19 November 2013

Has local government in London left cycling in the wrong lane?

A couple of months ago I wrote to the Crown Estate about its bike-unfriendly redevelopment of London’s Haymarket area, and was rather surprised when their London team offered to meet me and set out Crown’s cycling credentials. I was encouraged to see the company's new Central London developments have fabulous facilities for bike commuters, with showers, lockers, and ramps that allow you to ride straight into the basement parking space.

The past decade has seen an explosion in two-wheeled travel across the capital, while car use has declined. Recent data shows that cyclists make up to two thirds of traffic on certain parts of London’s roads. This is hardly unexpected, given the cost of tube travel and packed conditions. So Crown knows that letting its buildings means accommodating the rocketing numbers of people who ride to work.

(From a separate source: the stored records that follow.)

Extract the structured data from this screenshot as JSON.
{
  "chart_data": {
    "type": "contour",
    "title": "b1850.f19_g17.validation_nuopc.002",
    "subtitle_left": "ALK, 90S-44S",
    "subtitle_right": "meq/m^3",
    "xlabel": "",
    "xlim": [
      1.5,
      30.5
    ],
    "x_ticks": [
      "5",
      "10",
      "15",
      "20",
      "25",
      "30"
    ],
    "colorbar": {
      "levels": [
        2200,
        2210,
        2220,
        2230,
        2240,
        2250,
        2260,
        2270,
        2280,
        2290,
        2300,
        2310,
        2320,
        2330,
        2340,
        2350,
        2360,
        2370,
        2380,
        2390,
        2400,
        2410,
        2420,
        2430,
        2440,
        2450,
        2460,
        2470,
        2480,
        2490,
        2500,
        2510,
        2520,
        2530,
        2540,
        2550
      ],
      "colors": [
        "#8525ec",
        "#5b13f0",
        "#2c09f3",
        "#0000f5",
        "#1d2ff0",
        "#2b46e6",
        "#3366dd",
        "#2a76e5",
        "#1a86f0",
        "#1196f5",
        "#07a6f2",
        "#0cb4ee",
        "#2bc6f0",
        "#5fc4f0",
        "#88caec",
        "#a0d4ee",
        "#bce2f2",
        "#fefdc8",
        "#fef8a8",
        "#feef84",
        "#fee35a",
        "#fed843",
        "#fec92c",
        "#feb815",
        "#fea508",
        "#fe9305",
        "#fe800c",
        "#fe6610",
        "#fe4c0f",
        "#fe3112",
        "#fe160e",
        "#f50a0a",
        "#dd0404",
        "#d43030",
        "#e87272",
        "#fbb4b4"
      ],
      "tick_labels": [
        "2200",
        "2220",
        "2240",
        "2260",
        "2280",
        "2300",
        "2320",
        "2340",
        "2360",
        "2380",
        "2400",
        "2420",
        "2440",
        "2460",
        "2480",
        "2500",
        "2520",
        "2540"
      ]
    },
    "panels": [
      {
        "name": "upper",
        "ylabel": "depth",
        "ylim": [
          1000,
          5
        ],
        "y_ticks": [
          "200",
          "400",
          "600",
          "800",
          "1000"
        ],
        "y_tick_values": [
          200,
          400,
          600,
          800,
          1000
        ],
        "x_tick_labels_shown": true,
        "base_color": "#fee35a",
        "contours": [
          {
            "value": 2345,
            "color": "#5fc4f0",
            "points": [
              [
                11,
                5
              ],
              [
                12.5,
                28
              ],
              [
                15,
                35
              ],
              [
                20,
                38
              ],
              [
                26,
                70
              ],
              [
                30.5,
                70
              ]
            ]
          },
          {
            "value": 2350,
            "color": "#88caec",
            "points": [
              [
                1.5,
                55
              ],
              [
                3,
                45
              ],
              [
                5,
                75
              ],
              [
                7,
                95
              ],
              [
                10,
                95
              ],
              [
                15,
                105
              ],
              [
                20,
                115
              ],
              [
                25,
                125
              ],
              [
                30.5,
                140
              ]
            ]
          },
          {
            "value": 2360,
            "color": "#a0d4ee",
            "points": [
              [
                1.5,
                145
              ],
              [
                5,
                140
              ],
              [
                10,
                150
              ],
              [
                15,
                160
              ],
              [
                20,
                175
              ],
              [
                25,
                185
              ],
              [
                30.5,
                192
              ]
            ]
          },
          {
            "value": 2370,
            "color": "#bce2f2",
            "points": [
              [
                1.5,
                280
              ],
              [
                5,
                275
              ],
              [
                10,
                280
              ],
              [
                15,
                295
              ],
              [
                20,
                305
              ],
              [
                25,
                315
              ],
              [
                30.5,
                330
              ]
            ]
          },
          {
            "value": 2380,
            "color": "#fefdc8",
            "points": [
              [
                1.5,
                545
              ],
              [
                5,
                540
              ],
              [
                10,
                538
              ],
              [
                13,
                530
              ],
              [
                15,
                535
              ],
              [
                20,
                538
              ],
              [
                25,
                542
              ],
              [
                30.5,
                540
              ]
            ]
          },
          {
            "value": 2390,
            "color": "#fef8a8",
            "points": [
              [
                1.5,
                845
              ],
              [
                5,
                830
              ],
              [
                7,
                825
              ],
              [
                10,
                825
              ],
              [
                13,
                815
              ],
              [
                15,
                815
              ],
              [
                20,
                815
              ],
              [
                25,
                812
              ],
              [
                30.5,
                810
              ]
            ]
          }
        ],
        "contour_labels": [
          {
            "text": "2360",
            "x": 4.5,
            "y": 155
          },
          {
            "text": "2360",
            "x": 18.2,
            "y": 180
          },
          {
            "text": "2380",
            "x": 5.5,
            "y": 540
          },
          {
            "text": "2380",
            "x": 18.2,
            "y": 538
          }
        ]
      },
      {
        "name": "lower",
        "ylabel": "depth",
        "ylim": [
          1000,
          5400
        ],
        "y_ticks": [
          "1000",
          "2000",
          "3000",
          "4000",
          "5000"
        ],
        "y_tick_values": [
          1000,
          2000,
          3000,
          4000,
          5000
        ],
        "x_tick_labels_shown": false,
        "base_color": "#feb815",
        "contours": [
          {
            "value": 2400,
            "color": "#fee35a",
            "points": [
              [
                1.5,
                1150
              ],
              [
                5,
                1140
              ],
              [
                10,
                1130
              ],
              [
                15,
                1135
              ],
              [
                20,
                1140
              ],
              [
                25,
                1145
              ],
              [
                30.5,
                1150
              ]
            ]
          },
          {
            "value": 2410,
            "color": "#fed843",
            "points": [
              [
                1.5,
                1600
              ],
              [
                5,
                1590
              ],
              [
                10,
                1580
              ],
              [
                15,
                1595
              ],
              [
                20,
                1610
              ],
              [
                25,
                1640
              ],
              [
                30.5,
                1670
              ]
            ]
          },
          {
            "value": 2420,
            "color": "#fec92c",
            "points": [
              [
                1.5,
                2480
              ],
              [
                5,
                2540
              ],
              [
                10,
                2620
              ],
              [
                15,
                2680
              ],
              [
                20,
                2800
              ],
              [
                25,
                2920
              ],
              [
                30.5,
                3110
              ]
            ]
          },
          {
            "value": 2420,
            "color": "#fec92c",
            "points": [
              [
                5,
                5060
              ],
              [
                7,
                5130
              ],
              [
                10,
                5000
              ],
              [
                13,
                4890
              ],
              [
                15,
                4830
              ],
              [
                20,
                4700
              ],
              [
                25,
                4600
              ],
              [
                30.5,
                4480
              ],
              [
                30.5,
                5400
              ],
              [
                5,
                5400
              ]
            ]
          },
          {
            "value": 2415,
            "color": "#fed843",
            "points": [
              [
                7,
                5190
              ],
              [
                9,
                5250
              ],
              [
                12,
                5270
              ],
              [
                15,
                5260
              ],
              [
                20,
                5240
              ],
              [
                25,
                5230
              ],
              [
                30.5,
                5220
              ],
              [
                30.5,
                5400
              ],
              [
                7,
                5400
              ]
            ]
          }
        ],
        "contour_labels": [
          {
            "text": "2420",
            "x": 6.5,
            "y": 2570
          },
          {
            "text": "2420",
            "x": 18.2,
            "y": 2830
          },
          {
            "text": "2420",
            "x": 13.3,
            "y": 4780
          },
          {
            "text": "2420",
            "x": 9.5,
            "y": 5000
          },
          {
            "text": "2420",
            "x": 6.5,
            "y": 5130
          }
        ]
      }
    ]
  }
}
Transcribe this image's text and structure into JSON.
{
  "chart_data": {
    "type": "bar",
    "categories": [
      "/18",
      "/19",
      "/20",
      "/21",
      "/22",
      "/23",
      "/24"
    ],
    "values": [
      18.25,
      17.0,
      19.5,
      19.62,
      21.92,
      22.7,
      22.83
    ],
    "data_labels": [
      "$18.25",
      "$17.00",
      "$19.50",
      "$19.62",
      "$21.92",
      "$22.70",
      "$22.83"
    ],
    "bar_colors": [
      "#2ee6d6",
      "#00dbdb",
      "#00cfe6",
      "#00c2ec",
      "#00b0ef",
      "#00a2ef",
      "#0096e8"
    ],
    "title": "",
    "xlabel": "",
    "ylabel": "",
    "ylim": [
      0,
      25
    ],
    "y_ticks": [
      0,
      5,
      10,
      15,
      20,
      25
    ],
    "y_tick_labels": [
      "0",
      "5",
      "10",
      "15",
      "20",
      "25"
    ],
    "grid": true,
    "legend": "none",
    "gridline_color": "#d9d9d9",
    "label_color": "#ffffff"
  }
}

But, as we discussed the Haymarket redevelopment over coffee, I realised that the challenge facing Crown is that while car use is falling, budget freezes mean parking revenue has become much more important to the balance sheets of London’s inner city authorities. This is problematic for new cycling infrastructure, as installing bike lanes comes at the expense of income-generating street parking.

Catering for cars might superficially help local authorities’ coffers, but a string of studies have shown that bike lanes, locking points, etc. give huge boosts to local businesses: New York City’s recent flagship bike lane on 8th and 9th Avenues led to local shops enjoying a 49% increase in sales. Saving the £1,216 cost of a Zone 2 annual travelcard frees up money to spend in the local economy, and gets people off our overcrowded tubes and trains during rush hour.

None of this washes with Westminster City Council (Crown’s local authority counterpart). The council would be hauled in front of the Competition Commission if its parking business model was the product of anything other than geography – incidentally only a third of Westminster’s households have access to a car. Sadly, as things stand, it’s difficult enough trying to find somewhere to lock up a bike before going shopping in the West End, wasting valuable time that could be spent in the shops and cafes that pay the council’s rates.

The recent spate of cyclist deaths on London’s roads is, obviously, terrible news. But I fear that the cycle lobby’s focus on fixing the Mayor’s flagship Cycle Superhighways misses a deeper problem: how we get the various tiers of local government to confront the sustained change in our transport use. The private sector manifestly gets where the market is at, as was clear when I saw Crown’s magnificent cycling facilities. Unfortunately, our politicians are stuck making rational decisions based on the perverse incentives of the city’s disjointed government structure. With London’s population gaining an extra 600,000 by 2020, this muddled approach is clearly unsustainable. Bold decisions are required.